Making Amends
I sent my ex-girlfriend some money.
I’m not sure why. I mean, I have an idea, but I’m not sure exactly.
We haven’t spoken in many years. To hear her tell it, she has been in a mentally abusive and controlling relationship with someone who controlled who she could speak to and to some extent what she was allowed to do. From his stand point she is crazy and though I don’t know the details, has done enough crazy to get a restraining order against her. Knowing her as I did in the past, I would say it could go either way. My best guess is there is some truth to both sides of the story. She contacted me last week after she was apparently ejected from her house.
So why did I give her money?
She didn’t ask for it. I don’t know why that is a good reason, but it checks some imaginary box in my head. I also harbor some small amount of regret, or perhaps shame for the path our relationship took. I don’t mean I wish we hadn’t broken up; I think that was the best decision I, and possibly her, ever made. Our relationship was one born of rebounds and addictions, and addiction was a common theme. I was certainly not my best self. At best, I was a liar and a thief, at worst, probably a manipulator. I’m not the physical type, I have never been willfully abusive but I think when it comes to addiction and relationships there is a fair amount of mental abuse on both sides, intentional or not.
I’m a believer in the almighty. You might have heard him described as God in some circles, Heavenly Father in others. I believe in scripture and the power of the written word. In the bible, there is a verse in Matthew chapter 25:40 “And the King shall answer and say unto them, Verily I say unto you, Inasmuch as ye have done it unto one of the least of these my brethren, ye have done it unto me.”
I won’t go into the details surrounding that passage, but the message is pretty straightforward; serve your fellow man, no matter who they are. It takes more than a phrase to describe what the savior did for me, has done for me, and continues to do for me, but if I can pay it forward in some small way, I feel it is my duty.
Why does any of this matter? Well, she asked me to send more. Its a trivial amount; by this Friday I won’t even notice it gone. Part of me hoped she wouldn’t ask for more, but the realist in me knew it was a high possibility once I offered to help once. I just wanted her to relieve me of the responsibility of saying “no” by not asking. What is the limit? At what point does it cease to be helpful and turn into enabling? What am I enabling? I have no idea, as far as I can tell she has been sober longer than me. That doesn’t mean she is not still a manipulative person with mental stability issues, but I have no definitive proof of that. I was willing to give her the benefit of the doubt for old times sake, for a sense of redemption, and because I think it’s important to help others.
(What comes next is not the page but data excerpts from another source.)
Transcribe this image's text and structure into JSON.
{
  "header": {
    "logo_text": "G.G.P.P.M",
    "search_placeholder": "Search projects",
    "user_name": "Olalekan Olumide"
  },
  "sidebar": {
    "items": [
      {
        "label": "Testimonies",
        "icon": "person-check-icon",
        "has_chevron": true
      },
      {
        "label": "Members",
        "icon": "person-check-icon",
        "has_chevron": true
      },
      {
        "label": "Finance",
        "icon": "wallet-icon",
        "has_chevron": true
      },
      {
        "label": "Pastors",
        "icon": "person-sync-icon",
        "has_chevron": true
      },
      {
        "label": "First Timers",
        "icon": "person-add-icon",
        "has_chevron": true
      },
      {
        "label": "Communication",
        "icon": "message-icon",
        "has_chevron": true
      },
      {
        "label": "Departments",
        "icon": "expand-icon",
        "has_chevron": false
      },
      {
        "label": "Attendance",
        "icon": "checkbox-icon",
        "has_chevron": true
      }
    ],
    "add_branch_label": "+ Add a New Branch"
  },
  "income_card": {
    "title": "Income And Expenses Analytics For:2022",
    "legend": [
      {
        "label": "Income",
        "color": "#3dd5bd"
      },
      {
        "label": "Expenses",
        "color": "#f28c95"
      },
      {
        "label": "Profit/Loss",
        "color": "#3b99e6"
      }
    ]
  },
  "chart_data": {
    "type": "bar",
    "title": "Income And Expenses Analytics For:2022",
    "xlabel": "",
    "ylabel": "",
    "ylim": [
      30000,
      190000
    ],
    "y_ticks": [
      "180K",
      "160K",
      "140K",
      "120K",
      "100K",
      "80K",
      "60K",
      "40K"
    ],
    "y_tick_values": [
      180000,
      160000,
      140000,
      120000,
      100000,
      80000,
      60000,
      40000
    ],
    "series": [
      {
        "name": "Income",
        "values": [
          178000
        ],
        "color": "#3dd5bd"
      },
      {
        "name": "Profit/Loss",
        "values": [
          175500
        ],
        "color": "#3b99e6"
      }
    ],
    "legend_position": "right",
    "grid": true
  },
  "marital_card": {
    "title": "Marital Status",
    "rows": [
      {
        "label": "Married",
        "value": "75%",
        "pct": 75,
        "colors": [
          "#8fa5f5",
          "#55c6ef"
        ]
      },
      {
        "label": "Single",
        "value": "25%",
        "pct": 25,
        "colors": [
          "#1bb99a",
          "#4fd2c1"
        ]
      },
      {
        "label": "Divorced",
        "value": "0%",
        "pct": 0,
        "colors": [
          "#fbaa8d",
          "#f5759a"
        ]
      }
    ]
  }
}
I’ve all but decided this already. It’s such a trivial amount I will send it but with the caveat that there will be no more forthcoming. Does this make me a good person, does this make me think I’m a good person? I don’t know. I try to maintain a moral compass that points north, though my efforts are not perfect. I can feel rambling coming on, time to sign out.
Help those in need when you can, but don’t overdue it. Help can just as easily become a curse if the wrong help is offered.